Peer Education: A panacea to SRH Service Provision in Tertiary Institutions
After recently visiting a local university, I felt nostalgic about my exciting days at college and wish I could turn back the hands of time because these were the best days of my life. Contrary to the idea that nostalgia can lead us stuck in the past, I have realized that looking back can help us look forward and refocus.
By Nyashadzaishe Marima
Being a first year student at a university really feels good because it is indeed a great time to enjoy freedom after high school where one now stays alone and has access to huge sums of pocket money from parents, guardians, siblings and of course blessers the term used by contemporary students.
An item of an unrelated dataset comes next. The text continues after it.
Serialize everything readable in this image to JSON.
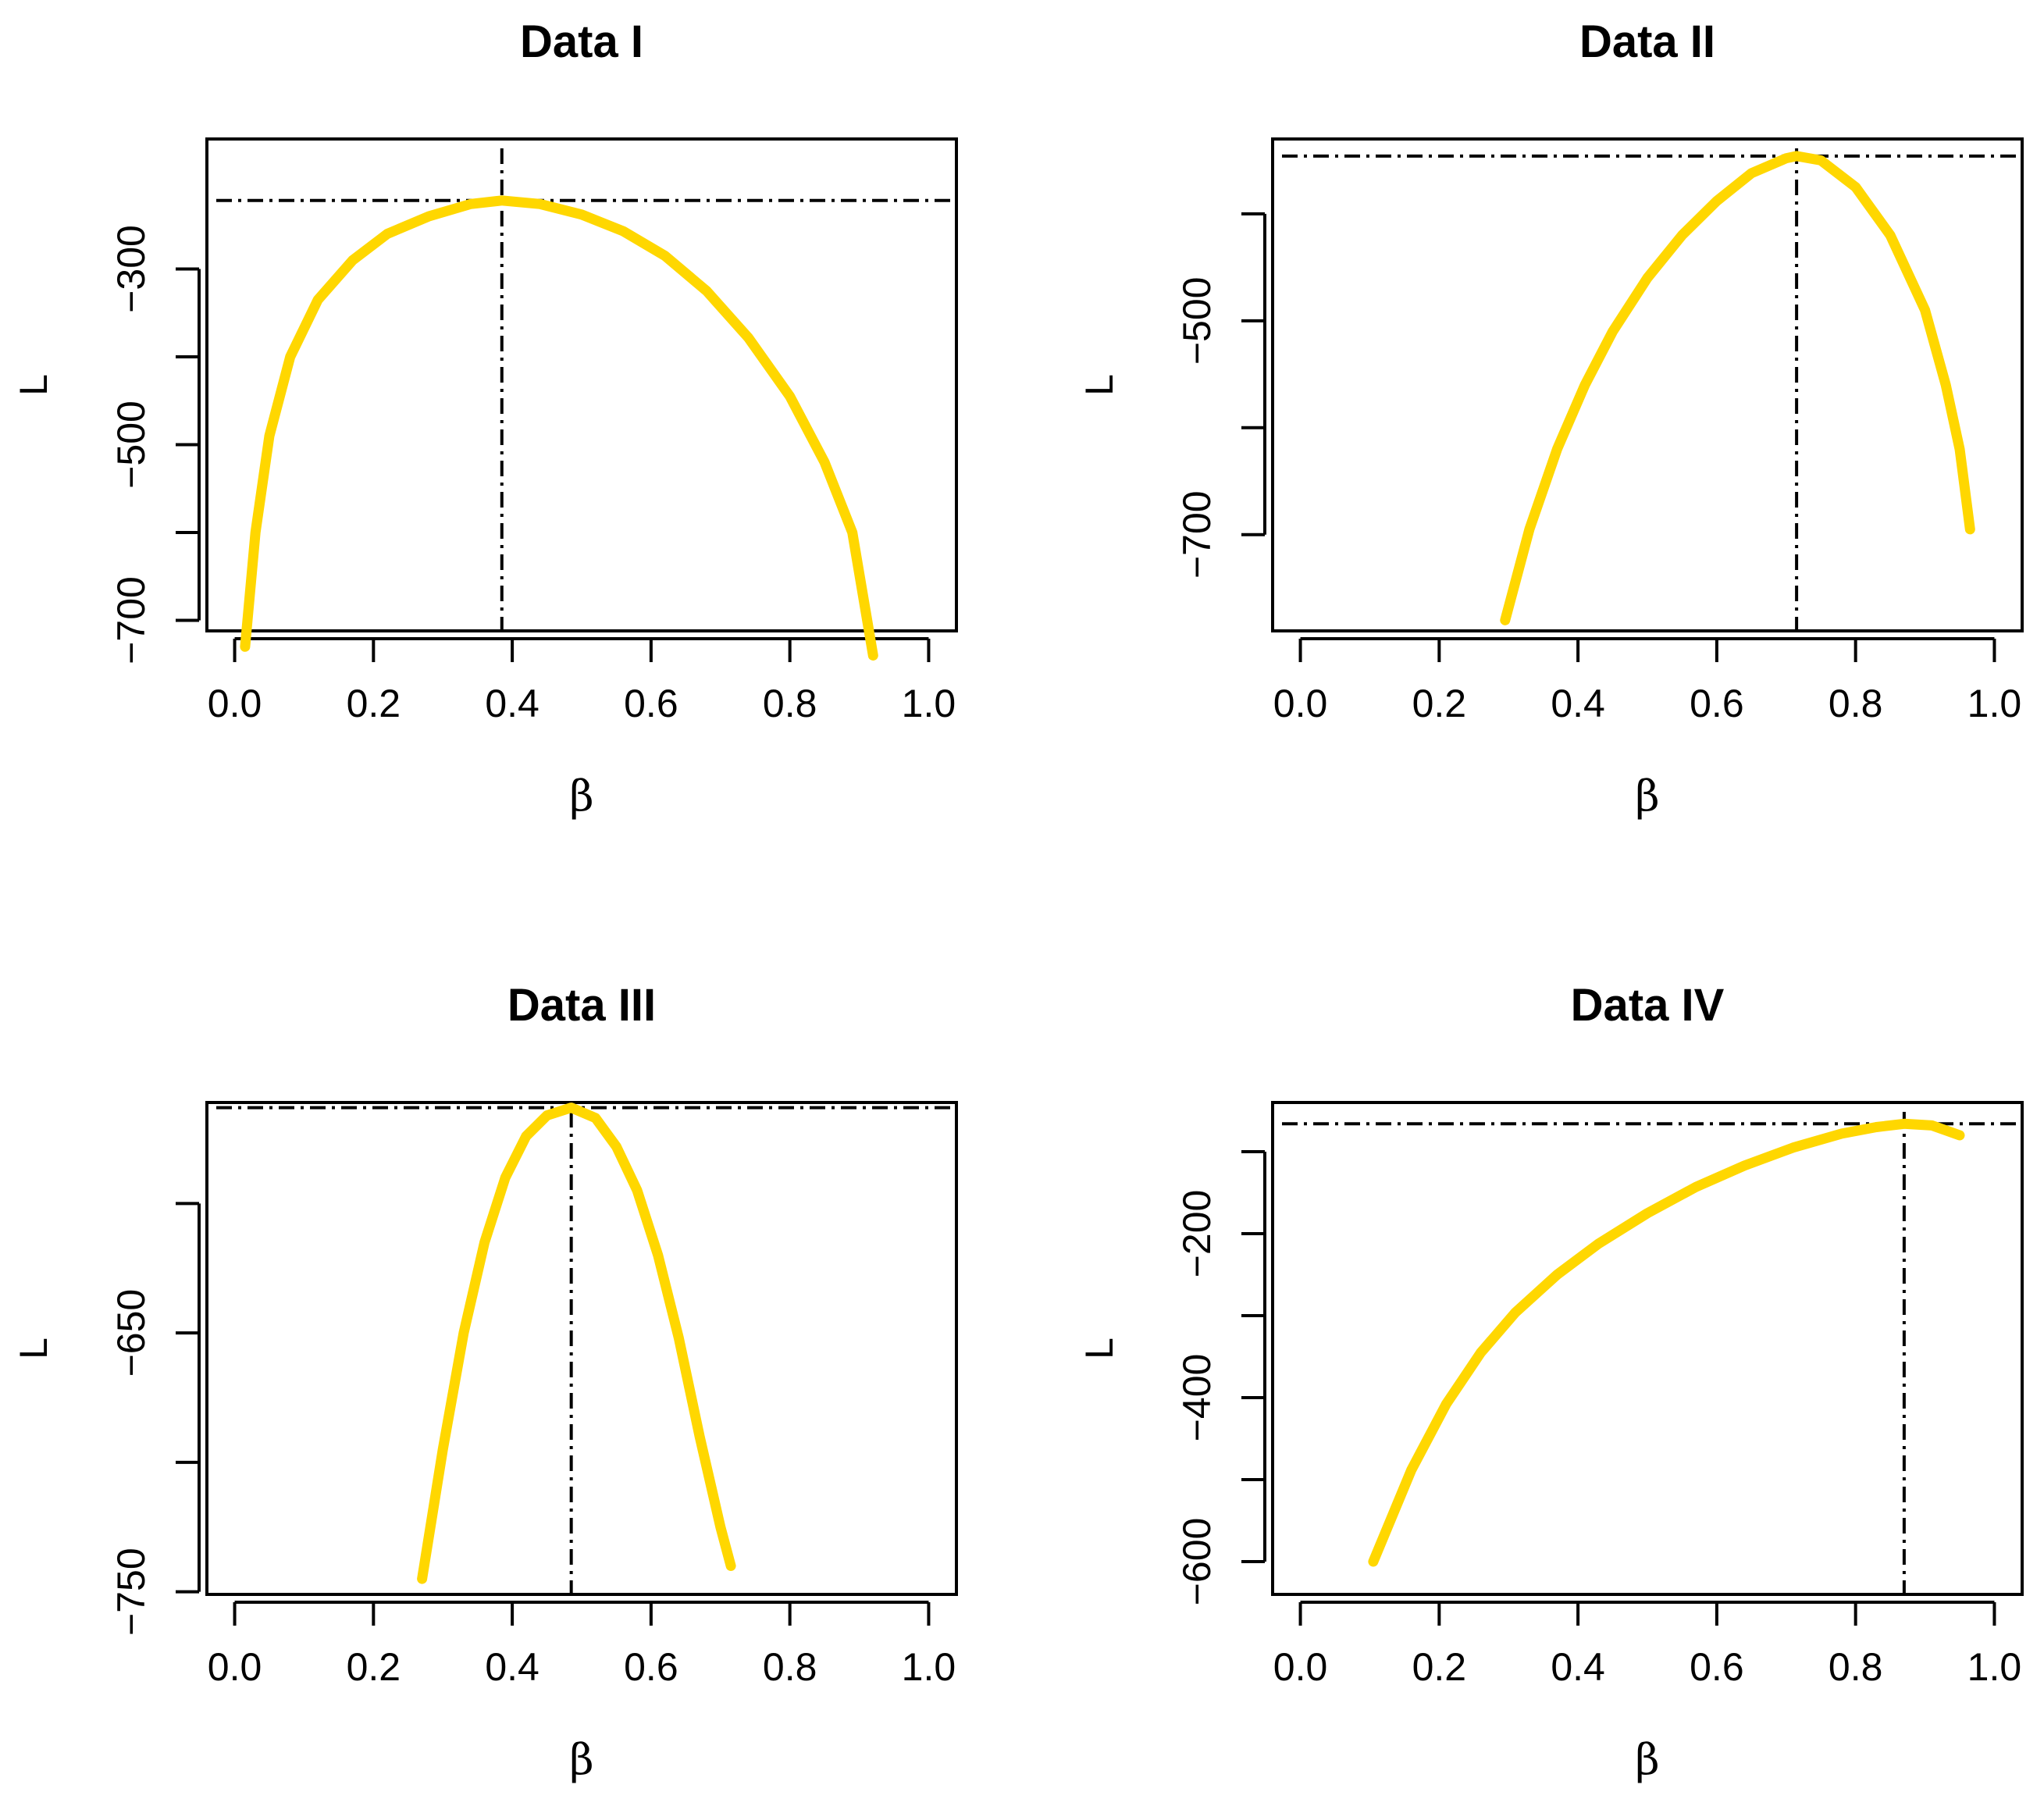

During weekends a lot of time is spent planning and attending social scenes and most of these activities would be outside the university campus because campus premises have their own rules and regulations which are usually not in sync with what has been planned and definitely will fall out of favour.
In town, one would easily recognize university students through their latest fashionable dressing, stylish hair, moving around in groups and obviously their young and innocent looking faces. The distinction of this sub group of population from the rest makes them vulnerable and become a good and fresh prey to the blessers who are usually older men and women with financial resources to offer students in return for sexual favours.
This generation of students faces a myriad of challenges ranging from economic, social, psychological and some could be health related. There are many financial obligations to be met by students such as buying meals, transport and stationery and failure to meet such would often result in devastating situations where students engage in transactional sex in order to get money.
During social scenes such as parties and other organized events, students would want to enjoy themselves and ease the academic pressure and most of them get intoxicated and this often leads to risky sexual behaviours that would expose them and their partners to STIs including HIV, unplanned pregnancy and sexual violence.
In order to minimize and avoid the above mentioned challenges faced by students, partners sexual reproductive health services in the Midlands province have embarked on training students in tertiary learning institutions through the Peer Education model. Zimbabwe National Family Planning Council (ZNFPC) working in partnership with Students And Youth Working on HIV and AIDS in Tertiary Institutions (SAYWHAT) and National AIDS Council (NAC) recently trained 40 Peer Educators from Midlands State University and 20 from Mkoba Teachers College.
Peer Education is a model where trained and motivated young people undertake informal or organized educational activities with their colleagues. This model is very effective in as far as learning life skills to obtain positive sexual and reproductive health outcomes is concerned. The model creates a relaxed environment where young people learn through asking questions on subjects often regarded as taboo without fear of being judged.
After undergoing Peer Education training, a good Peer Educator is obliged to help young people identify their concerns and seek solutions through sharing of information, conducting peer counselling sessions, inspire fellow peers to adopt health seeking behaviours and most importantly be a role model by demonstrating positive behavior. ZNFPC has technical and competent staff in every province qualified to train young people in Peer Education and tertiary institutions can partner with the Council so that the Universities churn out graduates with high grades and free from sexual and reproductive health problems.